Bestiality is more often the subject of jokes than legal cases nowadays, and so it was in late eighteenth-century western New England, when, strangely, two octogenarians were accused in separate towns in the space of a few years.
Doron S. Ben-Atar and
Richard D. Brown each discovered one case while they were researching other books, but when they began talking to one another, they realized the cases might be at the root of something bigger.
Taming Lust: Crimes Against Nature in the Early Republic (University of Pennsylvania Press, 2014) explores two New England accusations of bestiality crimes, the trials, and the death sentences imposed upon the defendants.
In post-revolutionary America, in the Age of Reason, how could two old men face the gallows on charges that seemed more appropriate to the early 1640s? Ben-Atar and Brown unravel the personal, political, and religious entanglements that the cases represent.

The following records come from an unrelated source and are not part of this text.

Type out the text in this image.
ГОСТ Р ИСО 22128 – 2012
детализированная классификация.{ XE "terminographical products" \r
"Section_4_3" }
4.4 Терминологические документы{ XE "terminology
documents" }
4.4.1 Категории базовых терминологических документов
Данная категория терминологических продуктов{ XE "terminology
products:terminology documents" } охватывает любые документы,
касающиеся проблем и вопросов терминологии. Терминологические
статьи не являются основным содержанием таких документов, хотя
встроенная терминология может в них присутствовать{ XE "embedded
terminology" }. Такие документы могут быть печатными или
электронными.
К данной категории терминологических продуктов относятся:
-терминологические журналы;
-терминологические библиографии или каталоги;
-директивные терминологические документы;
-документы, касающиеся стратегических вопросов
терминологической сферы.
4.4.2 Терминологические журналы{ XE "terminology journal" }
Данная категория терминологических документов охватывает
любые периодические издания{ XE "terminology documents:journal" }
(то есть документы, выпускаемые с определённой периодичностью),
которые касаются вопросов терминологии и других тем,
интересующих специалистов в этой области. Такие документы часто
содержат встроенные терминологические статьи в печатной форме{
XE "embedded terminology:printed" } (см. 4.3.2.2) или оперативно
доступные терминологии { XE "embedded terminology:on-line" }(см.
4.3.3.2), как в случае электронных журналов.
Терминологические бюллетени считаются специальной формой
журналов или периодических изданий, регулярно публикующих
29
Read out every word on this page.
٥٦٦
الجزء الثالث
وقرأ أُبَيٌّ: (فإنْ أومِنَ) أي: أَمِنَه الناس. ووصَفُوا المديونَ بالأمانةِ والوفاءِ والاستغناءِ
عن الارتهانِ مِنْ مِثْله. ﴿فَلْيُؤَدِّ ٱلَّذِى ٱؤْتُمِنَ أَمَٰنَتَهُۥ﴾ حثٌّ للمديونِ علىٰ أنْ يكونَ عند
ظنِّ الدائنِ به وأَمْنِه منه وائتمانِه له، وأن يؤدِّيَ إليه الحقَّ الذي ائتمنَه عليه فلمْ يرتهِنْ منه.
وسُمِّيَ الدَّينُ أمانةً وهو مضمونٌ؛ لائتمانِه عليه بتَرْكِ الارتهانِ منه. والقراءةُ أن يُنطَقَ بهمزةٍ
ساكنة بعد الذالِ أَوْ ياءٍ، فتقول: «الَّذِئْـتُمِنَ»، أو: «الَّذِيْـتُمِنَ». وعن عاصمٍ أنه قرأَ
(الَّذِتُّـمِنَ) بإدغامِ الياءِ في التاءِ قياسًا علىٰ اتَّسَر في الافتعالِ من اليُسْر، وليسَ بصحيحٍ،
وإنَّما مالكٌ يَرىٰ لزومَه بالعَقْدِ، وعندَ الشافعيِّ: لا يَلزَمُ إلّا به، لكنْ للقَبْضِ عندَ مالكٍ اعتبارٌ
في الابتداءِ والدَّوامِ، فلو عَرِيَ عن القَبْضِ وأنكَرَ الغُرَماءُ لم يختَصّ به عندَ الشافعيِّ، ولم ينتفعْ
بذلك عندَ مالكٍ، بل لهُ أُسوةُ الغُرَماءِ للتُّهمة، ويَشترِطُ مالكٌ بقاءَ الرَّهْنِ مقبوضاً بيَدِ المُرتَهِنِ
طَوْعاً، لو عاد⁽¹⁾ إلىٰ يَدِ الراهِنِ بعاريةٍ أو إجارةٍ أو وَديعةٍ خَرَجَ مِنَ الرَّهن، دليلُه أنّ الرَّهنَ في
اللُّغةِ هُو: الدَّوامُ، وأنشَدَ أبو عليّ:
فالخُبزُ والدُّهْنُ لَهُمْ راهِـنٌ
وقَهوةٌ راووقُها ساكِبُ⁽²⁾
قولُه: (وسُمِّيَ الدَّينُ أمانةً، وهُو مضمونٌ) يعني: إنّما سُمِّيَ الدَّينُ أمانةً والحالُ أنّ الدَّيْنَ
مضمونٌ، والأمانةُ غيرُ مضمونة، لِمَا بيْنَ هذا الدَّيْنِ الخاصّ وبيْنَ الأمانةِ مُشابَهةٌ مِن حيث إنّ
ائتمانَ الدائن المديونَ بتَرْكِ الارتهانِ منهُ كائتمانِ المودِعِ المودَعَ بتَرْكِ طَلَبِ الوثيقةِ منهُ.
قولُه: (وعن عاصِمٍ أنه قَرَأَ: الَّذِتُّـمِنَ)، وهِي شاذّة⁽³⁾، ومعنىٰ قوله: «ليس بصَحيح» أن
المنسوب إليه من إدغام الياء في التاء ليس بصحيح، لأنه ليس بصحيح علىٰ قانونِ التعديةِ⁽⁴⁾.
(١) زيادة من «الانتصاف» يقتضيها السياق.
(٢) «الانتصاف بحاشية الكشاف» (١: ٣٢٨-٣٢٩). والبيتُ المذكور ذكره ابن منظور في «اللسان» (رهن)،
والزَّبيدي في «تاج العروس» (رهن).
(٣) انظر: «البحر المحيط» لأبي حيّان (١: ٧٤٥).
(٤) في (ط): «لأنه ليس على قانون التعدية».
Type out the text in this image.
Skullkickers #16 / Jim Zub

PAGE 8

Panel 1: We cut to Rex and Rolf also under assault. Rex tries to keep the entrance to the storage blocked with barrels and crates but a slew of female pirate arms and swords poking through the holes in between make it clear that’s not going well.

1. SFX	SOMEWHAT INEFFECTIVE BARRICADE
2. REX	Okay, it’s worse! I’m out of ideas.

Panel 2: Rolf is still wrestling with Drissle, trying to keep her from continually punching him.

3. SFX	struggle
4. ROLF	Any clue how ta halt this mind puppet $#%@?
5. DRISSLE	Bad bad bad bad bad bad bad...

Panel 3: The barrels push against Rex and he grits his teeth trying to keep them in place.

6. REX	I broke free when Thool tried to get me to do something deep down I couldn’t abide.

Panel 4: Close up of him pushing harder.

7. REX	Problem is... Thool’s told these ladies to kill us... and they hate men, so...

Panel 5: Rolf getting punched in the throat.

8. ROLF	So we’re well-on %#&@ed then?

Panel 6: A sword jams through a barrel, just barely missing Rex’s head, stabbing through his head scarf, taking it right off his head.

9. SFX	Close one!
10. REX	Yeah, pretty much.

They provide a history of bestiality and its connection to sodomy or "crimes against nature," and show the consequences of keeping laws on the books that may have outlived the culture that introduced them. Ben-Atar and Brown examine a struggle between Federalists and evangelicals, on the one hand, against Jeffersonian Republicans and rational religionists on the other, to define morality in the emerging new republic. The book puts the accusation of bestiality squarely in the midst of a cultural cataclysm in America.
Taming Lust combines riveting historical narrative with a compelling analysis. Even the footnotes are not to be missed. These two isolated cases help us understand not only the local history of western New England, but the national political struggles, the evangelical movement that bridged the New Divinity with the Second Great Awakening, and the transatlantic influences from England and France that so affected the lives of Americans in the 1790s.